We headed off along the Weirs, a beautiful riverside path that saw both a heron fishing and a chance meeting with Kevin from the TV quiz show Eggheads. Alex and I had been contestants back in January so as we ummed and ahhed about saying hello Kathy took the bull by the horns and re-introduced us. As he was when we met him on the show, Kevin was charm itself, asking us about our walk, how long it'd been, where we'd stopped etc; etc; It's that level of curiosity that's helped him become world quiz champion six times. That and the fact he spends his Saturday afternoons sat on a bench near a beautiful river in Winchester reading hefty tomes about Piero della Francesca.





We passed several more tempting pubs and, on The Broadway, the statue of King Alfred. Wantage's most famous son moved to, and died in, Winchester and there's still some argument between the city and the town about who he 'belongs' to. Alfred was King of Wessex from 871-899. The youngest son of Aethelwulf of Wessex he succeeded his brother Aethelred (not the Unready, he came later, this Aethelred was ready alright, ready to die before his twenty-fifth birthday that is) and spent many years 'dealing' with Vikings.

In 878, fresh from victory at the Battle of Erdington, he struck the deal that created the Danelaw and converted Guthrum to Christianity (Teresa helped me out with some history here). What with making concessions to mainland Europe and shifting education from Latin to English it can only be assumed that King Alfred still hasn't been forgiven by Jacob Rees-Mogg who clearly wishes to return to the 9th century (or maybe the Stone Age).

By the time of Alf's death he was England's dominant leader and the first to style himself the King of the Anglo-Saxons. And from that it was a mere 1,119 years before a member of the royal family could marry a mixed race divorcee without creating a constitutional crisis.



Alas, time did not permit us a visit to Wolvesey Castle, Winchester Cathedral, the Butter Cross, or Winchester Castle. Which was a pity as I'd written loads of really interesting facts about them and, after three pints, what more do people want?

Well, a curry of course. The nineteen of us took up half the Gurkha's Inn but we were pretty well behaved. I had a paneer makhani, a chapatti, and shared some saffron rice with Dylan. The only downside of such a large group is you can't talk to everyone. I drowned my 'sorrows' with a couple of bottles of nice cold Gurkha beer. We managed to run up a bill of £407.30! 

Some of us headed off to the Railway Tavern for another drink. Not the most characterful of Winchester boozers, more like a student union, but plenty of room for shooting the shit about music, comparing tans, and making plans. There were more beers on the train home for me (the Basingstoke lot were going for another drink in Basingstoke, I was sad to miss out) and that can only have added to feeling so 'emotional' at the end of the day.

They weren't the only reason though.
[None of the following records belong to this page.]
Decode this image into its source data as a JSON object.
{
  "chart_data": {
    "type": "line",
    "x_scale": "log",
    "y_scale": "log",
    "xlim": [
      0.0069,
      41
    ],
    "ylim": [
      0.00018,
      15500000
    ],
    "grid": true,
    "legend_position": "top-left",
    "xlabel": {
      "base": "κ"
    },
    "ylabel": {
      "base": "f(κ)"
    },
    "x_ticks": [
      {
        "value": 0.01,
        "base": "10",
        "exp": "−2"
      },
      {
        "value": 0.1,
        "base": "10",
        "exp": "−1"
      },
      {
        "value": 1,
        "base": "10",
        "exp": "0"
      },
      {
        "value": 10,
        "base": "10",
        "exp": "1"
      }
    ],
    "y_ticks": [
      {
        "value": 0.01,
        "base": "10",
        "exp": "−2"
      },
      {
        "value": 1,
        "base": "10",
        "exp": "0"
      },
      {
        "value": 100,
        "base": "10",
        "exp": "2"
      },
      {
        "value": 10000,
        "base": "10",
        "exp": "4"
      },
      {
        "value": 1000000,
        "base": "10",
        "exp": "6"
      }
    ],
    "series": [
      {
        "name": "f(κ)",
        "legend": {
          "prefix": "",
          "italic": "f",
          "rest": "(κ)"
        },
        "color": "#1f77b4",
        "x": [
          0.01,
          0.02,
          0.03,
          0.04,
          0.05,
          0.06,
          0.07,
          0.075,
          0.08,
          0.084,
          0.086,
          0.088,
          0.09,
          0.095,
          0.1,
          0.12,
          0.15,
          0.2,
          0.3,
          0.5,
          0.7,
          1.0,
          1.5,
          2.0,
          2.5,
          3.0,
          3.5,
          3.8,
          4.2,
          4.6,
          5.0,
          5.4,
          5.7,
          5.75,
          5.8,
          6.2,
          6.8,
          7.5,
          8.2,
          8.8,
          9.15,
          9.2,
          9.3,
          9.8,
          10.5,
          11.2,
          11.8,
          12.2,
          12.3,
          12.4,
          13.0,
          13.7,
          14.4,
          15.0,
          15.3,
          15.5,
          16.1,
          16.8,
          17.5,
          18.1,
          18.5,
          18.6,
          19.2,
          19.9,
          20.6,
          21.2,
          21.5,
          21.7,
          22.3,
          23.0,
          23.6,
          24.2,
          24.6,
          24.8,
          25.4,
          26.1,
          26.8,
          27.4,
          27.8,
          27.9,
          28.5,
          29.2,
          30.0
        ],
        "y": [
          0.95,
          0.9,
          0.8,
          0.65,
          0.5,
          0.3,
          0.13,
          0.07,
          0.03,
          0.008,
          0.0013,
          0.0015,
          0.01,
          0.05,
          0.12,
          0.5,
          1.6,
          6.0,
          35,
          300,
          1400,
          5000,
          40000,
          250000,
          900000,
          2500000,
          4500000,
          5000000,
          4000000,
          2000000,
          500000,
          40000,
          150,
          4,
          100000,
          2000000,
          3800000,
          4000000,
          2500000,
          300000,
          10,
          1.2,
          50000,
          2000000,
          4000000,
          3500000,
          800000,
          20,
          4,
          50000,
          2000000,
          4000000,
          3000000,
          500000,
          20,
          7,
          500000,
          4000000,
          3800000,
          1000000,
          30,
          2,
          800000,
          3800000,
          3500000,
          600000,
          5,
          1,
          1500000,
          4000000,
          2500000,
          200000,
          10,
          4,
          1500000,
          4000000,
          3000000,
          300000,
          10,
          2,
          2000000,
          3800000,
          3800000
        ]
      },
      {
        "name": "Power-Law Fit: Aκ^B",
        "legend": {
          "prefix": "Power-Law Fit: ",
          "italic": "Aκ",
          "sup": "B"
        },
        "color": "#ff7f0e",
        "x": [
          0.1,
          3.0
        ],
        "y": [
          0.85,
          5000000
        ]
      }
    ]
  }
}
It was the feeling of satisfaction of having spent a wonderful sunny day in beautiful surroundings with so many amazing friends that made my heart swell. I'm glad everyone seemed to enjoy it. Now you've had your fun you can get back in training because in June we're back on the hills. Fulking Hill to be precise. The TADS will be walking from Hassocks to Brighton and, as ever, I can hardly wait.